Thursday, December 5, 2013

U.S. intel: Iran financing North Korean ICBMs in exchange for technology, components

Most of this can be found in Bruce Bechtol's latest book (link below).  I think we need to better understand the Iran-north Korea relationship.

-           Iran pays North Korea for technology, components, full-up missiles, and technicians/engineers who assist them
-          Iran does not, and has not contributed either in the building of missiles for North Korea, or in the technology to do so.
-          There is no evidence to support the assessment – by anyone – that Iran is providing technology to North Korea
-          There is a plethora of evidence (including below) to prove that North Korea provides the product (technology, components, full-up missiles, and technicians/engineers who assist them) and Iran pays for it. 

 V/R
Dave


Wednesday, December 4th, 2013 | Posted by WorldTribune.com
U.S. intel: Iran financing North Korean ICBMs in exchange for technology, components
Special to WorldTribune.com


WASHINGTON — The U.S. intelligence community has determined that Iran and North Korea continue to develop an intercontinental ballistic missile.
Officials said the intelligence community has been tracking ICBM cooperation between Pyongyang and Teheran amid the latter’s nuclear agreement with the West.

North Korea is said to have helped Iran develop its new solid-fuel Sejil missile.

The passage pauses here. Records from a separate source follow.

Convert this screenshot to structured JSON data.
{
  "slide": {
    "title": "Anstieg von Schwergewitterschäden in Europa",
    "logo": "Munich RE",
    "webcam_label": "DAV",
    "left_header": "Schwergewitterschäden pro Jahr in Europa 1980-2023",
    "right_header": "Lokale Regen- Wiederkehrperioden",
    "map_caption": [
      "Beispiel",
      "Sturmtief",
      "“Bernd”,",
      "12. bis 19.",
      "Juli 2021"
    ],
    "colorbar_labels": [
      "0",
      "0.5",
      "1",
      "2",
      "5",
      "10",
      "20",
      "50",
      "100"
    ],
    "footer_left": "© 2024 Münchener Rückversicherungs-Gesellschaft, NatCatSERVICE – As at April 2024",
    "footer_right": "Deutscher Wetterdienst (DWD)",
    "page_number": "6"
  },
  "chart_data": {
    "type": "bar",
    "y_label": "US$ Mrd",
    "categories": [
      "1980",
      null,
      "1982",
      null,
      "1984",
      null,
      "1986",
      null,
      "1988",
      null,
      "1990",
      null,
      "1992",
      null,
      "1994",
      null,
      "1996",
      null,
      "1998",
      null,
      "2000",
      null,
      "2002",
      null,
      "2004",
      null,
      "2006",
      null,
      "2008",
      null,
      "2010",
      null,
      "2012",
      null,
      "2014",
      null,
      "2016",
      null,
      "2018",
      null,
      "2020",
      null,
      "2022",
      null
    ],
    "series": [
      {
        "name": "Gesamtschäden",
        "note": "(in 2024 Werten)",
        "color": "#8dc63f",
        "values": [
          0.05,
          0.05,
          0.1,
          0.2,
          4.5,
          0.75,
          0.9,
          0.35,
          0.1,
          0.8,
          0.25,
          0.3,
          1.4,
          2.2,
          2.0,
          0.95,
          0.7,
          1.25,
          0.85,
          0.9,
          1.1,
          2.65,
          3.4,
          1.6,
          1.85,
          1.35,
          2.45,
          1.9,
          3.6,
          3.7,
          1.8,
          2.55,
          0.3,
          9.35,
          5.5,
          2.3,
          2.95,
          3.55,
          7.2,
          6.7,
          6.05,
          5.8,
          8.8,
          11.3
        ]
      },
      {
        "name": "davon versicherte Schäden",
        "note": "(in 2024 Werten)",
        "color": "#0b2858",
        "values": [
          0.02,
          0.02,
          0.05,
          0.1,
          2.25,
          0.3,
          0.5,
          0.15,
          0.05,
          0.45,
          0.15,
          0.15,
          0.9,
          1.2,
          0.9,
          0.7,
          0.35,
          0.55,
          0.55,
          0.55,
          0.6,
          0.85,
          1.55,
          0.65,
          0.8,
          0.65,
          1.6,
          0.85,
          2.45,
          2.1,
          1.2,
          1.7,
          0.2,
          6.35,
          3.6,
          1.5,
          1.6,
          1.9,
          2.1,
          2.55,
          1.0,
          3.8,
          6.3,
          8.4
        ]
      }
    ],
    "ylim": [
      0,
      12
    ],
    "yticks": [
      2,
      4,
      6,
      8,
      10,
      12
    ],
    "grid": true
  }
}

The officials said Iran was financing much of the North Korean missile program in exchange for the transfer of technology, expertise and components.

“Iran could develop and test an ICBM capable of reaching the United States by 2015,” the U.S. National Air and Space Intelligence Center said.

In late October, Iran sent a delegation to North Korea as part of the development of an 80-ton rocket booster that could serve as the basis of an ICBM. The Washington Free Beacon, quoting officials, said the Iranians came from the state-owned Shahid Hemmat Industrial Group, which builds intermediate-range ballistic missiles.

“The booster is believed by U.S. intelligence agencies to be intended for a new long-range missile or space launch vehicle that could be used to carry nuclear warheads, and could be exported to Iran in the future,” the online news site said.

The booster was said to serve as a thruster for what officials termed a
“super ICBM.” They said the thruster did not resemble anything in either the Iranian or North Korean arsenal.
Officials said Iran has attended virtually all intermediate- and

long-range missile tests by North Korea. They said North Korean technology
was determined to have helped Teheran complete its recent missile
development programs, including the solid-fuel Sejil.